Docking of the ligand that was originally present in the crystal structure to the same protein is one of the easiest docking tasks. Many docking programs correctly identify a ligand pose very similar to the experimentally observed pose as one with one with the highest score. The success of such re-docking does not always indicate that the docking of novel compounds will be reliable with the same program. First, comparison of novel compounds involves scoring of these compounds against each other; this step is not needed for docking a single compound. Second, the shape of the binding pocket during docking of novel compounds is usually not allowed to change to accommodate the novel ligand, and thus ligands larger than the original ligand may not fit into the pocket according to the docking program. In reality, proteins are flexible, and it is likely that the active site will change slightly to accommodate slightly larger ligands that otherwise make good contacts with the receptor.

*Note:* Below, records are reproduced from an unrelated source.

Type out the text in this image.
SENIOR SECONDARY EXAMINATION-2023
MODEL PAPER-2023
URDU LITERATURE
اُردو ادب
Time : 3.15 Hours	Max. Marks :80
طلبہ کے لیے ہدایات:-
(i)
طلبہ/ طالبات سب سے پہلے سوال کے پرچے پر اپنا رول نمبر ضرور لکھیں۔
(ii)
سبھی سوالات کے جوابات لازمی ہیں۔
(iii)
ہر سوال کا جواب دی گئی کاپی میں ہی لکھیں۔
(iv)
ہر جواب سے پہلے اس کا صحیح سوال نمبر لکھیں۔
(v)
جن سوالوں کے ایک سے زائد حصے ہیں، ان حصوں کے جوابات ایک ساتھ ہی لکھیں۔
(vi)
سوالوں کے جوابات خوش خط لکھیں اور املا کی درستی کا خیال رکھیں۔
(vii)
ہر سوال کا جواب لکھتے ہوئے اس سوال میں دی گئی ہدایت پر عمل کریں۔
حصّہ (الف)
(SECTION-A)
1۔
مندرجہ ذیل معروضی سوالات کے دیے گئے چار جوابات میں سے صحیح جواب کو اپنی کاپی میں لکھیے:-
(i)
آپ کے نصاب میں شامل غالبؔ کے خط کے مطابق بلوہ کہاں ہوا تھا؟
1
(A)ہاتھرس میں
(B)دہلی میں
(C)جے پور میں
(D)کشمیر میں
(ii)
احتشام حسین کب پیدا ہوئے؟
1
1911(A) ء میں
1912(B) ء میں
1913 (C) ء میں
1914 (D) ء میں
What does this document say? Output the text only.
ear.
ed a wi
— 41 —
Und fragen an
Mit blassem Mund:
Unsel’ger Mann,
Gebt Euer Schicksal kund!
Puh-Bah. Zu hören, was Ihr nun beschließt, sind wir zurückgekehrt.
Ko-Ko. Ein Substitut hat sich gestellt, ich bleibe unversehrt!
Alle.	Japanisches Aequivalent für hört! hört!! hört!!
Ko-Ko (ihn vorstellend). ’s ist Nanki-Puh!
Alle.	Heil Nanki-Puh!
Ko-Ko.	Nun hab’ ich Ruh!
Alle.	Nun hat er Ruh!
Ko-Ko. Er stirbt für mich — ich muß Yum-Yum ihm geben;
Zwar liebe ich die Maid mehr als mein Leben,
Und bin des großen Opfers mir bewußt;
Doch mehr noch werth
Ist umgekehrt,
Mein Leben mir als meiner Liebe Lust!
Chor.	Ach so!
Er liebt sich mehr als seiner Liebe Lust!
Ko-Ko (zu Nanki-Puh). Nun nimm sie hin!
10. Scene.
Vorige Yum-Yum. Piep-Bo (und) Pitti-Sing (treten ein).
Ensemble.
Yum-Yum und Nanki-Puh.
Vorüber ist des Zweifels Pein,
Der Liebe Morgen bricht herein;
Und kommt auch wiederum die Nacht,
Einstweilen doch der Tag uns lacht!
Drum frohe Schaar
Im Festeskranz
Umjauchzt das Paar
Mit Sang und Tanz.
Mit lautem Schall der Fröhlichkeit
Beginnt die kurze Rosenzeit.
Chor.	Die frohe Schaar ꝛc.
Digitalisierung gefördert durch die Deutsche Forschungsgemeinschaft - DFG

The success of docking depends on several factors. First, a sufficiently large number of orientations should be tried; and the required number tends to grow with the increased complexity of the molecule. Unfortunately, the computational time also grows as the number of orientations is increased. Second, a sufficiently accurate force field should be used for evaluation of intermolecular electrostatic and van der Waals energy. In case of DOCK 6, which uses AMBER force field, this means that the Chimera's DockPrep hopefully provided good partial charges and Lennard-Jones parameters based on its perception of the molecular structure. Oftentimes, quantum mechanical calculations are needed in order to parameterize molecules with unusual chemical structures. Because AMBER force field utilizes a fixed point-charge model, effects such as polarization or π-π stacking are not rigorously described by DOCK 6. Finally, in many experimental structures, ligand is bound to the receptor via bound water molecules. Such water molecules are usually not present during docking, and if their contribution is significant, misleading results could be obtained.